Following the closure of the West Bank at the start of the Second Intifada, tens of thousands of Palestinians lost employment in Israel and Israeli settlements, where approximately 110,000 Palestinians had previously worked. Subsequent labor access became strictly dependent on military-issued quota permits. Internal checkpoints, physical roadblocks, and permit barriers increased transport costs and segmented the West Bank into isolated local markets, impairing trade, agriculture, and tourism. Importers, exporters, and domestic manufacturers dependent on imported raw materials faced steep cost increases and logistical delays.

A 2007 World Bank report concluded that ongoing Israeli restrictions on access to land, water, and movement render most of the West Bank inaccessible to Palestinian investment, maintaining an unfavorable business environment and suppressing economic potential.

==Legality of restrictions==
The right to freedom of movement within states is recognized in article 13 of the Universal Declaration of Human Rights, adopted by the United Nations General Assembly in 1948.
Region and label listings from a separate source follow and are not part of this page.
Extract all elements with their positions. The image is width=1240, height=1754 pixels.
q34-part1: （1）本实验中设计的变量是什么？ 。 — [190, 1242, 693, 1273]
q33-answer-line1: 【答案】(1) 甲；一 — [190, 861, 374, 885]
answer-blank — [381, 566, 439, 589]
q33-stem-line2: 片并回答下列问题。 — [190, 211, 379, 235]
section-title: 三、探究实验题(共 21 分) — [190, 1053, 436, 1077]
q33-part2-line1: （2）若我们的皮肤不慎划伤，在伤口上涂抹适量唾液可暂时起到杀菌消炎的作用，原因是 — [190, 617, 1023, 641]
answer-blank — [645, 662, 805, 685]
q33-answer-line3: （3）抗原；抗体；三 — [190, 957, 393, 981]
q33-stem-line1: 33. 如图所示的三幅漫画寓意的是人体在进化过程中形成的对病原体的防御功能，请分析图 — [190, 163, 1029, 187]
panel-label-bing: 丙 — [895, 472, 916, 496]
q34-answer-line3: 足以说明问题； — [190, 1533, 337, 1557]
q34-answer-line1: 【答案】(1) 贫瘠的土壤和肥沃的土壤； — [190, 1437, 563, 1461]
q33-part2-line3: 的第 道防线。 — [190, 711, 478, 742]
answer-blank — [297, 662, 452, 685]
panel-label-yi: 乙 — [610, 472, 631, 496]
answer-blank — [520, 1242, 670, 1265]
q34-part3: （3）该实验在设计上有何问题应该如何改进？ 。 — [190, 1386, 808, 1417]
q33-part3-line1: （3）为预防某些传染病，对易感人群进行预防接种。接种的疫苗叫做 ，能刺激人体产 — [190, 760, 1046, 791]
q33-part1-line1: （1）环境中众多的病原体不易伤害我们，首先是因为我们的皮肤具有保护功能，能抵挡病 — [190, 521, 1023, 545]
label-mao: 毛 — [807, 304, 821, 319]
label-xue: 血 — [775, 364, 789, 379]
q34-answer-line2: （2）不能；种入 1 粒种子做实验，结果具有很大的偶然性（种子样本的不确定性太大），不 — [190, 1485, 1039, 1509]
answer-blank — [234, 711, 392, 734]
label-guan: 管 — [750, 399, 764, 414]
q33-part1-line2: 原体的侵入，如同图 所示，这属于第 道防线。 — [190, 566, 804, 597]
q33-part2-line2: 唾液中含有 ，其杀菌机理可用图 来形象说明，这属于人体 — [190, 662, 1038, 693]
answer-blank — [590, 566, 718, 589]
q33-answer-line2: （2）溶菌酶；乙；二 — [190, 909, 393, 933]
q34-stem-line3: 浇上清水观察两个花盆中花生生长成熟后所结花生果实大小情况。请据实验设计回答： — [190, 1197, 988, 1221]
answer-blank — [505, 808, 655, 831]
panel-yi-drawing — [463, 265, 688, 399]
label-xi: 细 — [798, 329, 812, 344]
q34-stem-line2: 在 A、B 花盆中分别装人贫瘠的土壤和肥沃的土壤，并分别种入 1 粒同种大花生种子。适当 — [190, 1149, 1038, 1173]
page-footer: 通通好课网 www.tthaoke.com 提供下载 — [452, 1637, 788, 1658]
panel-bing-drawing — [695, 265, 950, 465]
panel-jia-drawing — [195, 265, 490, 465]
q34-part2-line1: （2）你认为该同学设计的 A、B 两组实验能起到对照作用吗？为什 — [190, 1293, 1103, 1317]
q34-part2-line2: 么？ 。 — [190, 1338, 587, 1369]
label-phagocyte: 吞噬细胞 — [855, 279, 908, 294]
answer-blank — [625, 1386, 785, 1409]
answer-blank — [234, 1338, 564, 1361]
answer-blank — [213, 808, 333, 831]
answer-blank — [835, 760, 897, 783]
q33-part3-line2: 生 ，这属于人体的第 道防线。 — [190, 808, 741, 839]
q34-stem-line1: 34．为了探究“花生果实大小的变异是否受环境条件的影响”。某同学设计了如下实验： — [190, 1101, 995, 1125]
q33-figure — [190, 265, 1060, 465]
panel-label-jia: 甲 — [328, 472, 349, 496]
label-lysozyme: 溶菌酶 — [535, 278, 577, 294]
B'Tselem has argued that the consequences of the restrictions on the economic status Palestinian population have been so severe that they breach the rights guaranteed by the International Covenant on Economic, Social and Cultural Rights—in particular, the right to a livelihood, the right to an acceptable standard of living, the right to satisfactory nutrition, clothing, and housing, and the right to attain the best standard of physical and mental health.

B'Tselem also argues that the restrictions on ill, wounded and pregnant Palestinians seeking acute medical care is in contravention of international law that states that medical professionals and the sick must be granted open passage.

===Israeli Court===
The Israeli Supreme Court has accepted Israel's position, that it has the right to prevent the free movement of people through Israel from the Gaza Strip for security reasons. According to Haaretzs Amira Hass, this policy defies one of the principles of the Oslo Accords, which states that Gaza and the West Bank constitute a single geographic unit.